When automakers settle everythinglegal aspects of using autonomous control systems of the third level, vehicles will begin to independently deliver people to their destination. This technology will allow the driver to be distracted from the road to write a text message or watch a video.
In emergency situations, such cars will still rely on peopletherefore, it is important for them to know how quickly he can respond and take control. To solve this problem, researchers from the University of California developed a special surveillance system.
The team took an existing program fortracking the movements of the whole body, and adapted it to monitor the location of the wrists and elbows of the driver, as well as the passenger, if any. They then developed and used machine learning algorithms to teach the algorithm how to interact with unmanned control systems.

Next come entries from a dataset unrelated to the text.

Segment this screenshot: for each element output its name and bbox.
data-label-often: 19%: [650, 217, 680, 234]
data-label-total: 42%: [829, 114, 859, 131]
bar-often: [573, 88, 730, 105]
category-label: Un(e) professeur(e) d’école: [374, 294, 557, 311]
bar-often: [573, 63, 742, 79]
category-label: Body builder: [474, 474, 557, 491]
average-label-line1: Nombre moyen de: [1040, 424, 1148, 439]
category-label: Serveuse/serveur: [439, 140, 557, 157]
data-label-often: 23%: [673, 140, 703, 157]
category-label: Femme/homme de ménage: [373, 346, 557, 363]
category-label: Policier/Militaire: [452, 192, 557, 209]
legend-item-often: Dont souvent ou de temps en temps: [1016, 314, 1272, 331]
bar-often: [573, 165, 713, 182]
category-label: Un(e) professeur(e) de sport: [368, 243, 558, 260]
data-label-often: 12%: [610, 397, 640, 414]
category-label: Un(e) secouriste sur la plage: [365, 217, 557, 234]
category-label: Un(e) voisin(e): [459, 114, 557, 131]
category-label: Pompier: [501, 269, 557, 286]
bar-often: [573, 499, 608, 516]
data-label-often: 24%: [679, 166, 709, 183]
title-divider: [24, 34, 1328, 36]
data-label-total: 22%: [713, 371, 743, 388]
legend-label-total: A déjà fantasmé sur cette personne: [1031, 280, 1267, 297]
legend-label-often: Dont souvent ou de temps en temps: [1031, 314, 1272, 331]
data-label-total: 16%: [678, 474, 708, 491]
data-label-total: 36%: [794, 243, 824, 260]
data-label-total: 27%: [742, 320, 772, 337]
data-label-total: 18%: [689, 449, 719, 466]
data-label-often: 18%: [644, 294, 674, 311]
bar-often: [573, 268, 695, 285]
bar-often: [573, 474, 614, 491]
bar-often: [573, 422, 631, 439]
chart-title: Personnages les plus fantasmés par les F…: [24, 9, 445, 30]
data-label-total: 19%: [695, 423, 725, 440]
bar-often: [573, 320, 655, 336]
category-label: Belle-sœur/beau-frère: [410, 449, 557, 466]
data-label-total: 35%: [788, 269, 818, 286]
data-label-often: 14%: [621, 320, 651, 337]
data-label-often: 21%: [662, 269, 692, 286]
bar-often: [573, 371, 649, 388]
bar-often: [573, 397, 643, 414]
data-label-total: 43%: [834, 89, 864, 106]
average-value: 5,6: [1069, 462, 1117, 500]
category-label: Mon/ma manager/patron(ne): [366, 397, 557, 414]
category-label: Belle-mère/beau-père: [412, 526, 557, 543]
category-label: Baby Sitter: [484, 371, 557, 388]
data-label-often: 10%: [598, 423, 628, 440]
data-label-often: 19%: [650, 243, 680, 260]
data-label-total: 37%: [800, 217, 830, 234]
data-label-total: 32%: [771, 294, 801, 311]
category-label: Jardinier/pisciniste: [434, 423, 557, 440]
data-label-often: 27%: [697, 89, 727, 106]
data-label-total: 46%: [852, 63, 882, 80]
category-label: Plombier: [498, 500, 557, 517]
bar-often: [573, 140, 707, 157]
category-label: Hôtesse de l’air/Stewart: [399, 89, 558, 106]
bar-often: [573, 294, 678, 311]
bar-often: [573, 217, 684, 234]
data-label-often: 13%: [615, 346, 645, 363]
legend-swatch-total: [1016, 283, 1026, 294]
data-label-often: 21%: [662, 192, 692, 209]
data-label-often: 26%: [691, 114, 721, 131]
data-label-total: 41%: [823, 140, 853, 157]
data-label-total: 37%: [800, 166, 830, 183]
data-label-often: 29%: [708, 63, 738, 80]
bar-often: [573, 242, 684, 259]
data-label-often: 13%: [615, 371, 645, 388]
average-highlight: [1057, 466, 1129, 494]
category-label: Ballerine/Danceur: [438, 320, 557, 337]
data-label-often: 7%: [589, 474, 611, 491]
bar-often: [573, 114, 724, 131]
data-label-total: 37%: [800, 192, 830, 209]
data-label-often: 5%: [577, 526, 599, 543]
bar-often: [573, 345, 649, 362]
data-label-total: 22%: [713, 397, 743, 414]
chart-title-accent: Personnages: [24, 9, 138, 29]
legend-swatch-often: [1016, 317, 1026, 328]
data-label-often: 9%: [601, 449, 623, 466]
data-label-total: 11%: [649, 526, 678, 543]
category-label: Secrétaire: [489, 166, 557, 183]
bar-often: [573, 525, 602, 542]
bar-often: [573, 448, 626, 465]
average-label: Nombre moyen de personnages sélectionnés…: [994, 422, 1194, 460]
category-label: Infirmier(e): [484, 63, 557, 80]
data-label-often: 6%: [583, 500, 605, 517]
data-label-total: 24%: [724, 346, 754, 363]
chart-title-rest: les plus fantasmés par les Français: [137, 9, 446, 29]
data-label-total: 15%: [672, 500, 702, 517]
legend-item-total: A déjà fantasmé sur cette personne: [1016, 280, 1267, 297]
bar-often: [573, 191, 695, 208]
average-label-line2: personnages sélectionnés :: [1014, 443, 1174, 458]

During the tests, the technology determined the positioneach of the eight key joints with an accuracy of 95%, but it failed when the driver covered parts of his body or he was not wearing typical clothes with many patterns that were not presented in the images analyzed during training.
According to the team, most of the problems can be solved by placing cameras in more convenient places and expanding the set of training photos.
However, the human reaction is still playingBosch is developing a new generation of interactive 3D displays so that drivers can quickly notice and interpret information on the dashboard.